Primi giorni di corso di svedese. Classe piena di studenti in erasmus, soprattutto tedeschi. Si parla parecchio inglese, troppo. Mi ricorda le mie estati da ragazzina in vacanza studio. Mi sento incredibilmente vecchia. Specialmente quando mi presento e dico che sono sposata. Eppure era il corso più adatto a me, perché essendo pensato per studenti universitari, il livello di apprendimento è più uniforme che nei corsi per immigrati. Non solo in quei casi il gap culturale tra gli studenti è enorme - perché non si insegna facilmente la stessa cosa nello stesso modo ad uno che parla swahili e ad uno che parla russo - ma c'è in aggiunta il mix di età, di ritmi di apprendimento e, va detto, pure di livello di istruzione. E dunque, eccomi qua, un buon dieci anni più vecchia dei miei compagni di classe, mentre rimembro i pomeriggi passati in giro per winchester, o cambridge, o hastings, intenta a scambiarmi indirizzi cui scrivere - oh my god - lettere. Actual mail. Sono vecchia, vecchia, vecchia!

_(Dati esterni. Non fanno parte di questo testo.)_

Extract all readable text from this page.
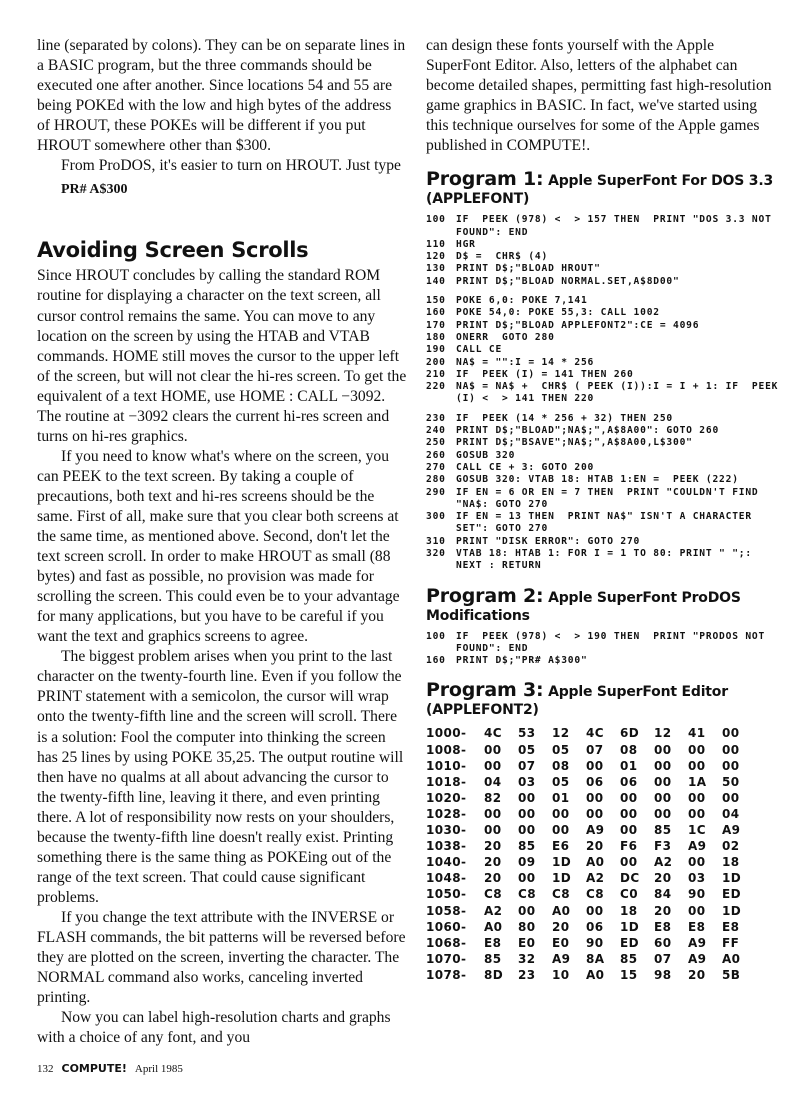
line (separated by colons). They can be on separate lines in a BASIC program, but the three commands should be executed one after another. Since locations 54 and 55 are being POKEd with the low and high bytes of the address of HROUT, these POKEs will be different if you put HROUT somewhere other than $300.

From ProDOS, it's easier to turn on HROUT. Just type

PR# A$300
Avoiding Screen Scrolls

Since HROUT concludes by calling the standard ROM routine for displaying a character on the text screen, all cursor control remains the same. You can move to any location on the screen by using the HTAB and VTAB commands. HOME still moves the cursor to the upper left of the screen, but will not clear the hi-res screen. To get the equivalent of a text HOME, use HOME : CALL −3092. The routine at −3092 clears the current hi-res screen and turns on hi-res graphics.

If you need to know what's where on the screen, you can PEEK to the text screen. By taking a couple of precautions, both text and hi-res screens should be the same. First of all, make sure that you clear both screens at the same time, as mentioned above. Second, don't let the text screen scroll. In order to make HROUT as small (88 bytes) and fast as possible, no provision was made for scrolling the screen. This could even be to your advantage for many applications, but you have to be careful if you want the text and graphics screens to agree.

The biggest problem arises when you print to the last character on the twenty-fourth line. Even if you follow the PRINT statement with a semicolon, the cursor will wrap onto the twenty-fifth line and the screen will scroll. There is a solution: Fool the computer into thinking the screen has 25 lines by using POKE 35,25. The output routine will then have no qualms at all about advancing the cursor to the twenty-fifth line, leaving it there, and even printing there. A lot of responsibility now rests on your shoulders, because the twenty-fifth line doesn't really exist. Printing something there is the same thing as POKEing out of the range of the text screen. That could cause significant problems.

If you change the text attribute with the INVERSE or FLASH commands, the bit patterns will be reversed before they are plotted on the screen, inverting the character. The NORMAL command also works, canceling inverted printing.

Now you can label high-resolution charts and graphs with a choice of any font, and you

can design these fonts yourself with the Apple SuperFont Editor. Also, letters of the alphabet can become detailed shapes, permitting fast high-resolution game graphics in BASIC. In fact, we've started using this technique ourselves for some of the Apple games published in COMPUTE!.

Program 1: Apple SuperFont For DOS 3.3 (APPLEFONT)
100	IF  PEEK (978) <  > 157 THEN  PRINT "DOS 3.3 NOT FOUND": END
110	HGR
120	D$ =  CHR$ (4)
130	PRINT D$;"BLOAD HROUT"
140	PRINT D$;"BLOAD NORMAL.SET,A$8D00"
150	POKE 6,0: POKE 7,141
160	POKE 54,0: POKE 55,3: CALL 1002
170	PRINT D$;"BLOAD APPLEFONT2":CE = 4096
180	ONERR  GOTO 280
190	CALL CE
200	NA$ = "":I = 14 * 256
210	IF  PEEK (I) = 141 THEN 260
220	NA$ = NA$ +  CHR$ ( PEEK (I)):I = I + 1: IF  PEEK (I) <  > 141 THEN 220
230	IF  PEEK (14 * 256 + 32) THEN 250
240	PRINT D$;"BLOAD";NA$;",A$8A00": GOTO 260
250	PRINT D$;"BSAVE";NA$;",A$8A00,L$300"
260	GOSUB 320
270	CALL CE + 3: GOTO 200
280	GOSUB 320: VTAB 18: HTAB 1:EN =  PEEK (222)
290	IF EN = 6 OR EN = 7 THEN  PRINT "COULDN'T FIND "NA$: GOTO 270
300	IF EN = 13 THEN  PRINT NA$" ISN'T A CHARACTER SET": GOTO 270
310	PRINT "DISK ERROR": GOTO 270
320	VTAB 18: HTAB 1: FOR I = 1 TO 80: PRINT " ";: NEXT : RETURN
Program 2: Apple SuperFont ProDOS Modifications
100	IF  PEEK (978) <  > 190 THEN  PRINT "PRODOS NOT FOUND": END
160	PRINT D$;"PR# A$300"
Program 3: Apple SuperFont Editor (APPLEFONT2)
1000-	4C	53	12	4C	6D	12	41	00
1008-	00	05	05	07	08	00	00	00
1010-	00	07	08	00	01	00	00	00
1018-	04	03	05	06	06	00	1A	50
1020-	82	00	01	00	00	00	00	00
1028-	00	00	00	00	00	00	00	04
1030-	00	00	00	A9	00	85	1C	A9
1038-	20	85	E6	20	F6	F3	A9	02
1040-	20	09	1D	A0	00	A2	00	18
1048-	20	00	1D	A2	DC	20	03	1D
1050-	C8	C8	C8	C8	C0	84	90	ED
1058-	A2	00	A0	00	18	20	00	1D
1060-	A0	80	20	06	1D	E8	E8	E8
1068-	E8	E0	E0	90	ED	60	A9	FF
1070-	85	32	A9	8A	85	07	A9	A0
1078-	8D	23	10	A0	15	98	20	5B
132 COMPUTE! April 1985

Come se non bastasse questo, a dar picconate alla mia autostima ci hanno pensato anche altri due strumenti del demonio con cui ho frequenti incontri. La bilancia e lo skatteverket. La prima, grazie ai vari chili di stress accumulati durante i meravigliosi ultimi mesi di dottorato. Il secondo, tramite l'emissione del mio primo documento ufficiale svedese, la carta di identità per immigrati - perché a quanto pare il mio passaporto da solo non bastava a dirgli chi ero. E dunque ho dovuto pagare perché mi consegnassero una carta di identità dove risulto essere ben 4 cm più bassa di quanto attestato dai miei documenti italiani. come mai? ci sono varie teorie. La prima è che mi sia ristretta, come le vecchiette. La seconda, è che in effetti io sia sempre stata incommensurabilmente nana e che semplicemente l'ufficio anagrafe italiano si fosse fidato della mia ottimistica approssimazione della mia altezza, allo sportello, senza veramente convalidare il tutto. In svezia, no, col cavolo! Mi hanno fatto pure togliere le scarpe, casomai volessi rubare quei due millimetri di suola delle converse, prima di misurarmi. Davanti a tutti, in un atrio affollato, ad una di quelle aste tipo quelle che stanno negli studi medici. E poi, perché le disgrazie non vengono mai sole, mi hanno preso la foto più terrificante che io abbia mai fatto. Al secondo tentativo. Nel primo sorridevo e lo hanno cancellato chiedendomi di fare un'espressione "neutra". Evidentemente, con ciò intendevano "da scema mentale", e questa infatti hanno felicemente stampigliato sul mio documento della vergogna. Sigh.




sabato 21 gennaio 2012

Il trasloco non è ancora finito. Dopo quasi un mese in cui giornalmente, oltre a tutte le normali funzioni vitali, abbiamo smontato, trasportato e rimontato tutti i mobili di casa dentro una macchina sola, solo oggi abbiamo almeno finito di svuotare la vecchia casa. Resta da rendere abitabile la nuova, presentemente un campo di battaglia dove è pure scoppiata la doccia, e soprattutto da pulire la vecchia prima di riconsegnarla al proprietario. Oggi sono malata e così stanca che ho solo voglia di piangere. E pure la gatta sta male, dice che somatizza lo stress causatole dall'altro gatto un po' scemo e in piena tempesta ormonale, ed è il secondo fine settimana che passiamo le ore dal veterinario...il gatto suddetto invece è stato prenotato per una castrazione d'urgenza, ma abbiamo ancora 2 settimane dei suoi miagolii disperati alla ricerca di sesso. Poveretti i miei gatti, mi sembrano un concentrato dei moderni problemi della società umana...femmine stressate e maschi frustrati...e intando non si dorme.